CHANDLER, ARIZ. — Rebound elevation of serum lactate is a significant predictor of morbidity and mortality in critically ill trauma patients, based on a prospective study of 698 patients.

“Rebound hyperlactatemia better predicts mortality than [do] admission lactate values alone,” Dr. Megan Brenner said at the annual meeting of the Eastern Association for the Surgery of Trauma.

A stepwise regression analysis of patients showed that rebound hyperlactatemia increases mortality 2.5-fold, said Dr. Brenner of the University of Maryland, Baltimore. Mortality was 15.8% in patients with rebound hyperlactatemia vs. 8.2% in those who achieved lactate normalization without a second abnormal lactate elevation.

Of the 698 patients, 538 had high admission serum lactate (greater than 1.6 mmol/L) with subsequent lactate normalization (0.5-1.6 mmol/L), 43 had a normal admission lactate, and 117 had an elevated admission lactate that never normalized. Of those 538 patients, 305 achieved lactate normalization and did not have another abnormal elevation, and 233 had a second abnormal elevation (mean 2.2 mmol/L) at a mean of 31 hours after initial normalization and 94 hours after admission. The mean age of the cohort was 43 years, 78% were male, and 84% had suffered a blunt trauma.

Patients with rebound hyperlactatemia also had significantly greater number of ICU days (odds ratio 11.8) and ventilator days (OR 9.8) and significantly greater hospital length of stay (OR 11.4).

Rebound hyperlactatemia was a better predictor of mortality (OR 2.5) than were admission lactate values (OR 1.07) in the analysis, which adjusted for age, sex, Injury Severity Score (ISS), Sequential Organ Failure Assessment (SOFA), and Acute Physiology and Chronic Health Evaluation (APACHE). The mean ISS was 29 for the cohort, mean SOFA was 3.7, and mean APACHE was 12.

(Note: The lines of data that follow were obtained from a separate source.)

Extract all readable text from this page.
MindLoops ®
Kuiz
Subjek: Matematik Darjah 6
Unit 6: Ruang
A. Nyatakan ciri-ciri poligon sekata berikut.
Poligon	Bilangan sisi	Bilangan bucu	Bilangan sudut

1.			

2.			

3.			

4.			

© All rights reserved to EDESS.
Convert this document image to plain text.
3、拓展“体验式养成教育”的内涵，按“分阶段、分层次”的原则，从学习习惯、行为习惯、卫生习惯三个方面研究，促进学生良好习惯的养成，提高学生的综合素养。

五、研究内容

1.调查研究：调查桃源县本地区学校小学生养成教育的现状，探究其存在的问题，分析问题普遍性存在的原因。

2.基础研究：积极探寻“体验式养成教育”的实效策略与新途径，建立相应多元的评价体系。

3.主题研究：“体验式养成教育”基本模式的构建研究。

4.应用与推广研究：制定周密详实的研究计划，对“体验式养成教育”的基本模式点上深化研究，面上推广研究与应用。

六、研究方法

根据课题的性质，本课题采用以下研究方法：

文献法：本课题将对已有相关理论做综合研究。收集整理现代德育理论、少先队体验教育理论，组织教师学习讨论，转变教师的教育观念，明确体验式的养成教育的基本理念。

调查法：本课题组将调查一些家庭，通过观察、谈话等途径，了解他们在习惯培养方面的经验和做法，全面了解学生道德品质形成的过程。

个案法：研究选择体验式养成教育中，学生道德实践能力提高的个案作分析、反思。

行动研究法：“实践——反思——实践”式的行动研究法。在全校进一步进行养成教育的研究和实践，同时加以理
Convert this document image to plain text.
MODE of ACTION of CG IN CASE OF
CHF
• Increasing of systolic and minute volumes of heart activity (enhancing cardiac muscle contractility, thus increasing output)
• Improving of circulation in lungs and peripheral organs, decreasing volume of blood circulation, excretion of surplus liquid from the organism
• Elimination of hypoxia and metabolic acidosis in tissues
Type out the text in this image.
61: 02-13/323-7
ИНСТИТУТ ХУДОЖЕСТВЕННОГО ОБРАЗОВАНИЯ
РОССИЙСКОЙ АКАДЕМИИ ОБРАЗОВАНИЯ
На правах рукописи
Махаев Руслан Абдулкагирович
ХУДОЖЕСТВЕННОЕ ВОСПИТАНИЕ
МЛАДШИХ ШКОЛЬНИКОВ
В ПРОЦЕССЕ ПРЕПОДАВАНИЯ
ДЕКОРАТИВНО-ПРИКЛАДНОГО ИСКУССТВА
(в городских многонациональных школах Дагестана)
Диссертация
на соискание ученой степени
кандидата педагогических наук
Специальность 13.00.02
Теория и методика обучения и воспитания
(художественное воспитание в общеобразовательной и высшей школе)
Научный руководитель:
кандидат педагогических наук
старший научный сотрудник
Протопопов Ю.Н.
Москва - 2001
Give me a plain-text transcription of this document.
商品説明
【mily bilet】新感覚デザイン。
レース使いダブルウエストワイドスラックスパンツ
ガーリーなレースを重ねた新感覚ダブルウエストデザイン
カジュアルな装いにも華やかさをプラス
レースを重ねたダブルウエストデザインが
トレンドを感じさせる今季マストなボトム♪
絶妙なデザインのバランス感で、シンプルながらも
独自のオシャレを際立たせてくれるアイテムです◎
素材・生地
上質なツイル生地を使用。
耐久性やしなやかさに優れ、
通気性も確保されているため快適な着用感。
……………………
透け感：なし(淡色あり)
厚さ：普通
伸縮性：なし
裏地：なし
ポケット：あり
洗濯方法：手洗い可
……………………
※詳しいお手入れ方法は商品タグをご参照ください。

An analysis of all 698 patients showed that admission lactate levels correlate with mortality only (OR 1.07) and do not affect ICU days, ventilator days, and length of stay. Dr. Brenner recommends checking serum lactate values daily for a minimum of the first 4 hospital days. If lactate levels are used as an end point of resuscitation, continued monitoring of the patient is warranted. Frequent lactate monitoring may be needed to identify at-risk subgroups of patients.

Invited discussant Dr. Carina Biggs, a surgeon at Kings County Hospital Center, N.Y., asked why lactate rather than base deficit was evaluated, as the latter has been shown to be a marker of mortality.

Dr. Brenner said that lactate levels rather than base deficit were evaluated because prior research has shown that they are more useful than base deficit for predicting outcome in trauma patients.

Disclosures: Dr. Brenner and Dr. Biggs disclosed no relevant conflicts of interest.

My Take

Also Consider Vital Signs, Mechanism

Either lactate or base deficit is a good marker to initially screen injured patients for severity of injury. But two things must be factored into the equation. First, these values are only an indicator and should be used with physical examination and vital signs. Second, the value of the base deficit as an outcome predictor depends on the mechanism of injury, being most useful for patients sustaining penetrating trauma (Am. Surg. 2002;68:689-94).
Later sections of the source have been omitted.